In April, California regulators denied Ventria’s application to grow rice with human genes after California rice growers said they feared international customers would refuse to buy their conventionally grown crops out of contamination fears.

More info to be public
In response to the growing concern, the USDA plans to unveil a revised review process in the next three weeks that would make public more information on pharma applications and, for the first time since 1998, require detailed environmental assessments on large-scale projects near commercialization, said Cindy Smith, the deputy administrator of biotech regulation for the department.

Smith said the USDA would begin releasing the size of the field test and the risk assessment on the environment for each application. In addition, the public would have 30 days to comment when the agency does a more in-depth report on the crop’s impact on the environment before a permit is issued.

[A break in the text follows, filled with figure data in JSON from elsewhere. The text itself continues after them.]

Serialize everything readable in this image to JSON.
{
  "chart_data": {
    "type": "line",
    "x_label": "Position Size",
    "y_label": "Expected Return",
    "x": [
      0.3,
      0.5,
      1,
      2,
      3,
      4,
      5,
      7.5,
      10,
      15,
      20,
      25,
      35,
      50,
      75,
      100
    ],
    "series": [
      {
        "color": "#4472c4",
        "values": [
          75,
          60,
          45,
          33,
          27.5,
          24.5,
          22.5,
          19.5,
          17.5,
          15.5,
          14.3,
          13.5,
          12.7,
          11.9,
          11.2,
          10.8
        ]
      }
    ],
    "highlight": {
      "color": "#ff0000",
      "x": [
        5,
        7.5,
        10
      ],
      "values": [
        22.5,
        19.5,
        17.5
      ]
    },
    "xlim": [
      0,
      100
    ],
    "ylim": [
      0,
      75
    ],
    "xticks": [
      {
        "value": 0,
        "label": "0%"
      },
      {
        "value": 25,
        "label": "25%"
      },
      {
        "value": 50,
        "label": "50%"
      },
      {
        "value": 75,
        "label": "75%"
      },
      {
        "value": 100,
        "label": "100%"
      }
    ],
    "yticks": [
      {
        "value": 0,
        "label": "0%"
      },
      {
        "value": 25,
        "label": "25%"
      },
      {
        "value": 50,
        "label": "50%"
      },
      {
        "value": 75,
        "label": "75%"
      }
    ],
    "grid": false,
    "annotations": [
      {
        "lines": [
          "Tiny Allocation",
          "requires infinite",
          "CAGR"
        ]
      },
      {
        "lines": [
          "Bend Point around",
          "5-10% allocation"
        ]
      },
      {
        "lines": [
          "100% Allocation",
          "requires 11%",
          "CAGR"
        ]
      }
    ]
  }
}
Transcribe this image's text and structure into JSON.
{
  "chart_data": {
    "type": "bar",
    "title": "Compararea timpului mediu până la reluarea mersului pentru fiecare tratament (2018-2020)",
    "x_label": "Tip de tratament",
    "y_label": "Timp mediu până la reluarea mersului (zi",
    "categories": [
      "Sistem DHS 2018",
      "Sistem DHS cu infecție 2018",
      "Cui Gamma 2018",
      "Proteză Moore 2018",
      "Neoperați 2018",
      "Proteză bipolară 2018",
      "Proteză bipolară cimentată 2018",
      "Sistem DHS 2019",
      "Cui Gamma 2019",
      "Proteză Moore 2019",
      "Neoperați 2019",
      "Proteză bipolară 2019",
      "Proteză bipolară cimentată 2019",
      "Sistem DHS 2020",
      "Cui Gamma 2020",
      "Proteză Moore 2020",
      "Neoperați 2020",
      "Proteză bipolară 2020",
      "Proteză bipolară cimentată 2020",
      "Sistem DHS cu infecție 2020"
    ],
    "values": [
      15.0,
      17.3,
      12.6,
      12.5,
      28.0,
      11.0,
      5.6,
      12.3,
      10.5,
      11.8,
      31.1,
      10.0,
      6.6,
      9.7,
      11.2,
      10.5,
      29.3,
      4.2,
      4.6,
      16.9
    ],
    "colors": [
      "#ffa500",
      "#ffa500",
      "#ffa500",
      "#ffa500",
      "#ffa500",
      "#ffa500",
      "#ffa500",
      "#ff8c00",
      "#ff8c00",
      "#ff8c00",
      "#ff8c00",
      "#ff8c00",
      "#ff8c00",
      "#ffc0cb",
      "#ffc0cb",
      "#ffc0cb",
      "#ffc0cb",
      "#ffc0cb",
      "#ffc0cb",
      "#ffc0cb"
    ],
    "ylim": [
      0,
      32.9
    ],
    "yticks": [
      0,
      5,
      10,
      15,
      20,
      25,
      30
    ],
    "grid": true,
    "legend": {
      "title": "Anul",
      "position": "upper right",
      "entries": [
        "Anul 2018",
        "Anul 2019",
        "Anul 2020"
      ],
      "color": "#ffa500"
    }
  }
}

“Our regulatory system now offers those safeguards” to protect human health and the environment, said Smith. “I think the difference is the safeguards we have in place will soon be more transparent to the public and that will allow the public greater confidence in our regulatory system.”

Smith said Prodigene will be the first company to undergo the more stringent environmental review on the two applications it has pending to grow pharmaceutical corn in Texas this year.

The center's report is online at www.cspinet.org/new/200406021.html.